Apparatus according to claim 1, wherein said first axis (X1) and said second axis (X2) are substantially parallel and perpendicular to said upper face (61).
Apparatus according to claim 1 or 2, wherein said supporting means (10) is fixed to said machine (50) so as to be completely below said upper face (61).
Apparatus according to any preceding claim, wherein said first end (11a) of said arm (11) is fixable to a side face (62) of said work plane (60).
Apparatus according to claim 4, wherein said supporting means (10) comprises shelf means (12) that is fixable to said side face (62) and rotatably supports said arm (11) around said first axis (X1).
Apparatus according to claim 4 or 5, wherein said side face (62) is substantially perpendicular to said upper face (61).
Apparatus according to any one of claims 1 to 3, wherein said first end (11a) is fixable to a base (52) of said machine and/or to a support of a control panel of said machine (50).
Apparatus according to any preceding claim, wherein said guiding means (2, 3, 4) comprises a supporting plate (4) supporting first guiding means (2) and second guiding means (3) arranged in said operating condition (A, B; A') respectively upstream and downstream of a milling tool (55) of said machine (50), said milling tool (55) protruding from said work plane (60).
Apparatus according to claim 8, wherein said supporting plate (4) is positionable in two operating positions (A, B) in which said first guiding means (2) and second guiding means (3) are centred with respect to said milling tool (55).
Apparatus according to claim 8 or 9, wherein said first guiding means (2) and said second guiding means (3) are fixed to said supporting plate (4) so as to be movable along an adjusting direction (S) that is transverse to said advance direction (T).
Apparatus according to any one of claims 8 to 10, comprising covering means (5) of said milling tool (55) fixed to said supporting plate (4).
Apparatus according to any preceding claim, comprising lifting means (15) interposed between said second end (11b) of said arm (11) and said guiding means (2, 3, 4) for lifting or lowering said guiding means (2, 3, 4) with respect to said upper face (61).
Apparatus according to claim 12, wherein said lifting means (15) is arranged for rotating said guiding means (2, 3, 4) around a third axis (X3) that is substantially perpendicular to said first axis (X1) and to said second axis (X2) and substantially parallel to said upper face (61).

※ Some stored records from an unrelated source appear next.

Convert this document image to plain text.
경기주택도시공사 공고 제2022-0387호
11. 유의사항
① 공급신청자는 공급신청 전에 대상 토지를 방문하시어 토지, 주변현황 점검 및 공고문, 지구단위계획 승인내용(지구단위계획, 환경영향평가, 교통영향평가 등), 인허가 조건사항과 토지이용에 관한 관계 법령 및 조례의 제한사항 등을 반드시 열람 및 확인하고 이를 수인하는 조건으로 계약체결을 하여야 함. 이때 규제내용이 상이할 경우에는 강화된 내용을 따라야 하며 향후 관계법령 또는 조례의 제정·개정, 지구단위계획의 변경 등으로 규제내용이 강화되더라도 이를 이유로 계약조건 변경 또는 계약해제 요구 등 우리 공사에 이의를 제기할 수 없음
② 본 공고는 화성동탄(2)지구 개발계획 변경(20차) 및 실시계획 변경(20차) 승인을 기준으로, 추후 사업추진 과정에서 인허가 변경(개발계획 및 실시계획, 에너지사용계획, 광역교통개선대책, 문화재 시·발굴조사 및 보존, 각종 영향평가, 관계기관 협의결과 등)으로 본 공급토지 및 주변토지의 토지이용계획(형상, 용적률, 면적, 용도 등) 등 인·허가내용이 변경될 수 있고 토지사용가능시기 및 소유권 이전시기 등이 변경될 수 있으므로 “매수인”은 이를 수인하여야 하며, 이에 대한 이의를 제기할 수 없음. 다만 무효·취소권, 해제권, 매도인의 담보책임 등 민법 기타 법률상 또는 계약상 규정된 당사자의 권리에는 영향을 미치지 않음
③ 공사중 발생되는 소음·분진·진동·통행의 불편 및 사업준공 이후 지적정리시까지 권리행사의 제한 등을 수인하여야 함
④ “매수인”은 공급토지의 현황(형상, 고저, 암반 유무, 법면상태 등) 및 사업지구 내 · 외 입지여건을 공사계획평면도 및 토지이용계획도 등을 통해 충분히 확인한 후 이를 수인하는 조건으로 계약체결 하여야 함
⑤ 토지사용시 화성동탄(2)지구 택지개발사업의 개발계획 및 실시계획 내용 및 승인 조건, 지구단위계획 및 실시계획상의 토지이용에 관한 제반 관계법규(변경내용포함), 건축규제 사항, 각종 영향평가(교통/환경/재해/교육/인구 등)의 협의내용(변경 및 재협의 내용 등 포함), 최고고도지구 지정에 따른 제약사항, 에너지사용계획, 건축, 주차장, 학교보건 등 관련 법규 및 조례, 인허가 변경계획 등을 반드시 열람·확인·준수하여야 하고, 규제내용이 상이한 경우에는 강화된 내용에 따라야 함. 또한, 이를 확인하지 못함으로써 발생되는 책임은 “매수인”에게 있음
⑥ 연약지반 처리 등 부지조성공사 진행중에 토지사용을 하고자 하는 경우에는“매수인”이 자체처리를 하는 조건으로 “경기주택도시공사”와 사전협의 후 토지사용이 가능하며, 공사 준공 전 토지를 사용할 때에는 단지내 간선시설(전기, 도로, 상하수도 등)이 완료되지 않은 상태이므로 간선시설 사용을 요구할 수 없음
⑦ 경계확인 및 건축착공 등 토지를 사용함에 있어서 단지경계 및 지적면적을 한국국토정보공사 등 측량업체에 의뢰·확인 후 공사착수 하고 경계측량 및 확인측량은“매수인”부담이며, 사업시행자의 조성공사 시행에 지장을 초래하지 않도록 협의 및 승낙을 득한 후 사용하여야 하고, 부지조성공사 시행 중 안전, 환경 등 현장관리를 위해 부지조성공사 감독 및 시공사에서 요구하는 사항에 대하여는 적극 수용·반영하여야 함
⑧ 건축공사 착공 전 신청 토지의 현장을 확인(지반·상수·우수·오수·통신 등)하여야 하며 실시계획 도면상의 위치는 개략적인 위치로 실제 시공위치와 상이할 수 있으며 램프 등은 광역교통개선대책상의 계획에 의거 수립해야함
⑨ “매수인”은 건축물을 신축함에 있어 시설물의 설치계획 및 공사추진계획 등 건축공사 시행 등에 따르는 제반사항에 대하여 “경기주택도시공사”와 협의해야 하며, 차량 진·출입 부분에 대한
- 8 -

Apparatus according to claim 13, as claim 12 is appended to any one of claims 8 to 11, wherein said lifting means (15) comprises screw means (16) connected to a first portion (34) of said supporting plate (4) and engaged with said second end (11b) by nut screw means (21).
Apparatus according to claim 14, wherein a longitudinal axis of said screw means (16) substantially coincides with said second axis (X2).
Apparatus according to claim 14 or 15, wherein said lifting means (15) comprises a further supporting plate (24) fixed to said second end (11b) and provided with pin means (25, 26) arranged for abutting on and supporting said first portion (34) of said supporting plate (4).
Apparatus according to claim 16, as appended to claim 14, wherein said nut screw means (21) is rotatable manually for moving said screw means (16) along said second axis (X2) so as to rotate a supporting plate (4) substantially pivoted on said pin means (25, 26) around said third axis (X3).
Apparatus according to any one of claims 14 to 17, wherein said screw means (16) is connected to said first portion (34) so as to make a substantially spherical articulated joint (16a, 19).
Apparatus according to any one of claims 14 to 18, wherein said supporting plate (4) comprises a second portion (35) supporting at least said first guiding means (2) and said second guiding means (3).
Apparatus according to claim 19, wherein said first portion (34) and said second portion (35) of said supporting plate (4) form a folding angle.